MySQL/Galera currently comes with the following following SST scripts:
This is a default method. This script runs only on the sending side and pipes mysqldump output to mysql client connected to receiving server. Nothing special there.
rsync/rsync_wan (starting with 0.8)
This is probably the fastest way to transfer server state snapshot from one server to another. The script runs on both sending and receiving sides. On receiving side it starts rsync in server mode and waits for connection from sender. On the sender side it starts rsync in client mode and sends contents of the MySQL data directory to the joining node. This method is also blocking but is much faster than mysqldump. rsync_wan method is optimized for transfers over WAN by minimizing the amount of data transferred.
To use a particular state transfer method set (on a joining node) wsrep_sst_method variable to the name of the method, like:
State transfer failure
It is easy to see that a failure in state transfer generally renders receiving node unusable. Therefore, should the failure be detected, it will abort. Restarting node after mysqldump failure may require manual restoring of the administrative tables. rsync method does not have this issue since it does not need the server to be in operational state.
Minimal cluster size
It's already been stated above that, in order to avoid split-brain condition, the minimum recommended number of nodes in the cluster is 3. Blocking state transfer is yet another reason to require minimum 3 nodes in order to enjoy service availability in case one of the members fails and needs to be restarted. While two of the members will be engaged in state transfer, the remaining member(s) will be able to keep on serving client requests.

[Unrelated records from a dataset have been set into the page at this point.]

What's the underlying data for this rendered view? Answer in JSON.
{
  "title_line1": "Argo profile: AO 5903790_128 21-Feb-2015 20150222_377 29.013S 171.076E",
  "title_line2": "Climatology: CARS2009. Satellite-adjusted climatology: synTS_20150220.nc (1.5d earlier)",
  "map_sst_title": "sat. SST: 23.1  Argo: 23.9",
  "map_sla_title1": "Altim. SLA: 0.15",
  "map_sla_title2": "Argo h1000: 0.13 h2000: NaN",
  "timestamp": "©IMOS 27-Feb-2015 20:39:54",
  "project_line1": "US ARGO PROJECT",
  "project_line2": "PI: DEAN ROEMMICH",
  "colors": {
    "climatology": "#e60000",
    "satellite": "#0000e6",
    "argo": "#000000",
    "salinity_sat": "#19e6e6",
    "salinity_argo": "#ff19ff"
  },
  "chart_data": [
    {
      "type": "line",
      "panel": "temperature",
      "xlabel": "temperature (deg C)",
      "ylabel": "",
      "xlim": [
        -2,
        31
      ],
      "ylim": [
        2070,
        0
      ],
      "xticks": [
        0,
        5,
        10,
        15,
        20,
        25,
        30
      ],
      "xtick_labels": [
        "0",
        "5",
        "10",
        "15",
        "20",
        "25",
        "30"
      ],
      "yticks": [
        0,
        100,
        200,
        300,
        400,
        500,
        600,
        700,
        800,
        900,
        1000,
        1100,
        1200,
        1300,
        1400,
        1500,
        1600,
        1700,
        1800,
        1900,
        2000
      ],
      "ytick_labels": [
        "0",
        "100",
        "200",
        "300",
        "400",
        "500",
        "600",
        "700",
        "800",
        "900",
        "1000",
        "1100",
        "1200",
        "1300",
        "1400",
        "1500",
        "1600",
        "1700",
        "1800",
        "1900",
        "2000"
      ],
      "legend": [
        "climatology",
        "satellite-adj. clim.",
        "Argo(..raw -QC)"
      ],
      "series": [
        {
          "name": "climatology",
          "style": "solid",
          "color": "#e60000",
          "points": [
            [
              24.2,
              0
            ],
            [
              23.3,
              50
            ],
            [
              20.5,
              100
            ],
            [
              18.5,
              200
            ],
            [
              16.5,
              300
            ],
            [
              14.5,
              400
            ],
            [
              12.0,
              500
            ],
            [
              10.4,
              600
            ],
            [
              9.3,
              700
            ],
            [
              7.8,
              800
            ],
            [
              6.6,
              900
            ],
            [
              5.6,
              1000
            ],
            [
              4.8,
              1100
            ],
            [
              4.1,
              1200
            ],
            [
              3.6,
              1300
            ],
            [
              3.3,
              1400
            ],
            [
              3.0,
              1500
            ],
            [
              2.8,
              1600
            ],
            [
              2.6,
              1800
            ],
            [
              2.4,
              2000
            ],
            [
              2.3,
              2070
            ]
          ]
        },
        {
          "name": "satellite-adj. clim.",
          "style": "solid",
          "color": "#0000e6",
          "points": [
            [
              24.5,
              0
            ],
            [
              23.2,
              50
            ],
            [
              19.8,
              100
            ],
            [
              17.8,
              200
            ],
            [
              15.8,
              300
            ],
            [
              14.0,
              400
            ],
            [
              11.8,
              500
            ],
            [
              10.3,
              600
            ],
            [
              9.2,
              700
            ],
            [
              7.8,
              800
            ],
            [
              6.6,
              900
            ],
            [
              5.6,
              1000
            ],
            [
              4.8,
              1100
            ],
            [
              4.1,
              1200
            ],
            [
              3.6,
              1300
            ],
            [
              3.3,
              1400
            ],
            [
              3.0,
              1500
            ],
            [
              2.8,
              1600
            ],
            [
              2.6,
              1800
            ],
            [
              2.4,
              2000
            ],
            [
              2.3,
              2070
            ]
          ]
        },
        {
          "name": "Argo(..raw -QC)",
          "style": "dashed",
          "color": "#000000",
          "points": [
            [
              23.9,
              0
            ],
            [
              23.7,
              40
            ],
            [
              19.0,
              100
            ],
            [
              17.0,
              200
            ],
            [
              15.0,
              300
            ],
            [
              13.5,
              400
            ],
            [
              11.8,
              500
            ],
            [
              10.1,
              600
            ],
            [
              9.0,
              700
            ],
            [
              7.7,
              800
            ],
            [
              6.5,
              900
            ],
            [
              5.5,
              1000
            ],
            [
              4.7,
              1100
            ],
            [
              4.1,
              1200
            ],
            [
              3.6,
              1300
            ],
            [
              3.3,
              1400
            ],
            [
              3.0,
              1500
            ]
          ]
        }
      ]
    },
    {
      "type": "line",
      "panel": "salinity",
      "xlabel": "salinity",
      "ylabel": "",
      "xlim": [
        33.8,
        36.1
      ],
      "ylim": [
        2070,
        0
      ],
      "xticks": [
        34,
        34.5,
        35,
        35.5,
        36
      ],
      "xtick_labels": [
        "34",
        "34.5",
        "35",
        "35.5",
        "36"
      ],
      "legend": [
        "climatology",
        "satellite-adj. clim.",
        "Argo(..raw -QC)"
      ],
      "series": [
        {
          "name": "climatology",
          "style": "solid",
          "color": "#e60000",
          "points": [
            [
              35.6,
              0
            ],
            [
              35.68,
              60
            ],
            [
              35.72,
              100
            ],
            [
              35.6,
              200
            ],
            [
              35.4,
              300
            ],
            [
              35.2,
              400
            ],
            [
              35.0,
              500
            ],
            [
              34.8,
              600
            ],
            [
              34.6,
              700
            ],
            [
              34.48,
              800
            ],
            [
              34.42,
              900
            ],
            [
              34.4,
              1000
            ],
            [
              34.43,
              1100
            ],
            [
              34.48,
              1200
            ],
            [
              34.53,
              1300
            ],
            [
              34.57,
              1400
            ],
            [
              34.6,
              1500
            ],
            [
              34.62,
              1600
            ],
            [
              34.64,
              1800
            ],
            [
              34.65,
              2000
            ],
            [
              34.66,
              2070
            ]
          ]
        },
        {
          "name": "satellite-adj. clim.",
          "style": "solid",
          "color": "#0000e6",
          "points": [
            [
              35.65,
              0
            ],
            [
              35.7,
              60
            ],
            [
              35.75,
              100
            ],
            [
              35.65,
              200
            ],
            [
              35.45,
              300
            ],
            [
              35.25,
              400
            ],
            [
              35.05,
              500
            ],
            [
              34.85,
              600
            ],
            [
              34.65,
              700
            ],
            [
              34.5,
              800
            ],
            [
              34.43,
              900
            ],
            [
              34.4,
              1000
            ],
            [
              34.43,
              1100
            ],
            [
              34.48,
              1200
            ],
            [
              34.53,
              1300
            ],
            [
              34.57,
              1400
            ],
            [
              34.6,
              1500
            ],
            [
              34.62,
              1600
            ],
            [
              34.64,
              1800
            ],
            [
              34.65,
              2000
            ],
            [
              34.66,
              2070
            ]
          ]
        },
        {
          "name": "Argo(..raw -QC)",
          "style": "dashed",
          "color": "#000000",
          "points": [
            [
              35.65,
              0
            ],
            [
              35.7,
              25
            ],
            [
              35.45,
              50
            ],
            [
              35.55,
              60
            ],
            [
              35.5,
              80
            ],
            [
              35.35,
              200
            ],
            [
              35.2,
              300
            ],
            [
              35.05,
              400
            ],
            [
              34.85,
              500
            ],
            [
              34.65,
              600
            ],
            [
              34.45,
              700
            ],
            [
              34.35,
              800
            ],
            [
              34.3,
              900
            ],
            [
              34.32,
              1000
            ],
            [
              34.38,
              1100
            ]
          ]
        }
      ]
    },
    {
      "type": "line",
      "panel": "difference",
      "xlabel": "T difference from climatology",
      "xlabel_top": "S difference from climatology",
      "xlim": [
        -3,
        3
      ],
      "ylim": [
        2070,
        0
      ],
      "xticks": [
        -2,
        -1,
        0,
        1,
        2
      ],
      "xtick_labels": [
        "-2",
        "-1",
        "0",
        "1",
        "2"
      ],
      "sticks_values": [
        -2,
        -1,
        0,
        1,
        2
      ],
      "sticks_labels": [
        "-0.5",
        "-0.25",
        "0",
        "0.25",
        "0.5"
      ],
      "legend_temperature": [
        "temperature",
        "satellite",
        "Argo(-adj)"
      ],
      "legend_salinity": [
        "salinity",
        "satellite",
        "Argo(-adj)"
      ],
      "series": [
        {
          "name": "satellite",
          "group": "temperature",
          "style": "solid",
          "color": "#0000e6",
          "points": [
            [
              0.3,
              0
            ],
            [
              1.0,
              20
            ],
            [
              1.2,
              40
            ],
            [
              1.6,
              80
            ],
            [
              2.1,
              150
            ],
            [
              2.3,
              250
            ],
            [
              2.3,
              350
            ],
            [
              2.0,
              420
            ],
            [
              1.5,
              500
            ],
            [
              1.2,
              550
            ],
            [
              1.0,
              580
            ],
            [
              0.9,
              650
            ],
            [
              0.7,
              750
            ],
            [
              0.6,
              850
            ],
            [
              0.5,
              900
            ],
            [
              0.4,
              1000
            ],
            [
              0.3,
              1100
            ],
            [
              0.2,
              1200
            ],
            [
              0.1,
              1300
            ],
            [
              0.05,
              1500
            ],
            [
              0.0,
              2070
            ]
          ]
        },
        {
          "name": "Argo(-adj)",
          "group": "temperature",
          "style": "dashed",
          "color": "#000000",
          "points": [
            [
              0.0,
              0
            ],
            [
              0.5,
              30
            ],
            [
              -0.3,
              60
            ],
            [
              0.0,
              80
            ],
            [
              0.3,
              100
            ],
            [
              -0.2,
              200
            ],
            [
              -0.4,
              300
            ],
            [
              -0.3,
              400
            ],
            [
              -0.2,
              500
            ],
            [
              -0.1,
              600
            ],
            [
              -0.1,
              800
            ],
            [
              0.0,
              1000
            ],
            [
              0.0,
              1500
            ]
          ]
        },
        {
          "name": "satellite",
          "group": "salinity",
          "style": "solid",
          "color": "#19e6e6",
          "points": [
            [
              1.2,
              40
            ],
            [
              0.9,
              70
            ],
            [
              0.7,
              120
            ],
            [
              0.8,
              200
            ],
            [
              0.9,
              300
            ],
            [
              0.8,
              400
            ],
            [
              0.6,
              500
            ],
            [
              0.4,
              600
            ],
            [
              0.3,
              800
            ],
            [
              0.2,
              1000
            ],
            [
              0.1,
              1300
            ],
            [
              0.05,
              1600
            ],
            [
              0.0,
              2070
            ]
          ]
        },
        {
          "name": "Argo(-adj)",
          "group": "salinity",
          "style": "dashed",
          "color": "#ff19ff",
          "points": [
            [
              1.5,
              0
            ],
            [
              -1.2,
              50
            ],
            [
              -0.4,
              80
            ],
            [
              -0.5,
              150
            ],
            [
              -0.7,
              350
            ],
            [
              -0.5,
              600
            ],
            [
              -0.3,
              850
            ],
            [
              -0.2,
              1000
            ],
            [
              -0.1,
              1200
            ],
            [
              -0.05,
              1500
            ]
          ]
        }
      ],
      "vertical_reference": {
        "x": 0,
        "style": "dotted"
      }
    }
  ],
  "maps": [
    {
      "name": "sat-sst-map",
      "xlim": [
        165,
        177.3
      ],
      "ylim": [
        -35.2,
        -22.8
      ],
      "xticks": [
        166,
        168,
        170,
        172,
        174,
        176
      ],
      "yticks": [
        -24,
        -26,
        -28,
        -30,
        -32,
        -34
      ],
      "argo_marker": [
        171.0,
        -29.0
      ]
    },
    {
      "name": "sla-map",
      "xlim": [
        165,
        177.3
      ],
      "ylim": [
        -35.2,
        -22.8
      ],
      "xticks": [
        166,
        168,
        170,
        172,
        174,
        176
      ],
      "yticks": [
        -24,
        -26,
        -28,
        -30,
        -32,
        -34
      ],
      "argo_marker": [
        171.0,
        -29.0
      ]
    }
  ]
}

Configuration and Monitoring
While every effort is made to get MySQL/Galera node to work out of the box, still few parameters need to be set to get it working.
wsrep_provider— a path to Galera library.
wsrep_cluster_address— cluster connection URL.
When using Galera provider of version >= 2.0 innodb_doublewrite should always be set to 1 (default)
Optional settings (these are just optimizations made relatively safe by synchronous replication — you always recover from another node):
- Wsrep-related status variables in MySQL/Galera server can be queried with the standard
mysql> SHOW STATUS LIKE 'wsrep_%';
query. See this page for detailed variable description.
- Notification command can be defined to be invoked when cluster membership or node status changes. It can communicate the event to a some monitoring agent.